Pursuant to the merger, ordered by the Corporate Affairs Ministry, Jignesh Shah-led Financial Technologies group would need to absorb NSEL along with all its liabilities including pending dues, estimated at over Rs 5,200 crore, that needs to be paid to investors, creditors, brokers and others.
This is the first time that the Corporate Affairs Ministry has ordered a 'forced merger' of private entities using a clause under the Companies Act that allows the government to intervene for "essential public interest".
Shares of Financial Technologies (India) Ltd, the holding firm of Shah-led group, fell sharply by 20 per cent to hit its lowest permissible level of Rs 169.65 a piece at the BSE following the government action.
In a brief statement, FTIL said it has received a communication from the government on this draft order and it "is taking appropriate steps in the matter in consultation with the legal counsel of the company".
The decision, which came over a year after the NSEL crisis broke out in July 2013, has been taken in "essential public interest" as the exchange is "not left with any viable, sustainable business while FTIL has necessary resources to facilitate speedy recovery of dues", the order said.
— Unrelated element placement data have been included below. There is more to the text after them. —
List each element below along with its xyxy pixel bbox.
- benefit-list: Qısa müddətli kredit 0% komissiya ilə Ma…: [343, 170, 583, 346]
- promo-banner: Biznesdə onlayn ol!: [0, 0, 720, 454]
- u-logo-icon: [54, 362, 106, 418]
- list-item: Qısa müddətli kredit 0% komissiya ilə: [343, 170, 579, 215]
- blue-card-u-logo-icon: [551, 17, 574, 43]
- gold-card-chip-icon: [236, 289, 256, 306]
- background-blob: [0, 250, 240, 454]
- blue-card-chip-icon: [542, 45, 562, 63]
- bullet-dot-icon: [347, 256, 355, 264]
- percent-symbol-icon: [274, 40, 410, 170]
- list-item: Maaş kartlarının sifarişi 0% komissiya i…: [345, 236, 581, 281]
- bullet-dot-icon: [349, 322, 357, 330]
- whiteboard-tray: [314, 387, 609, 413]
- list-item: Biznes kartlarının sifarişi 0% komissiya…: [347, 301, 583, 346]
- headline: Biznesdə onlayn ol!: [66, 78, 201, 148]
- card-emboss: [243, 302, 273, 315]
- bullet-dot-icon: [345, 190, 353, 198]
"In the face of a fraud of such a magnitude involving settlement crises of Rs 5,600 crore owed to over 13,000 investors on the trading platforms of NSEL, FTIL cannot seek to take refuge behind the corporate so as to unjustifiably isolate itself from the fraudulent actions that took place at NSEL resulting in such a huge payment crisis," it added.
So far, NSEL has managed to recover nearly Rs 360 crore from defaulters. A small amount out of this has already been refunded to the investors, while the rest has been kept in an escrow account.
The move to merge NSEL with FTIL - first major government intervention in a scam-hit private sector entity since the Satyam case in 2009 - would take a final shape after taking into account submissions or objections made by shareholders and creditors of the two companies.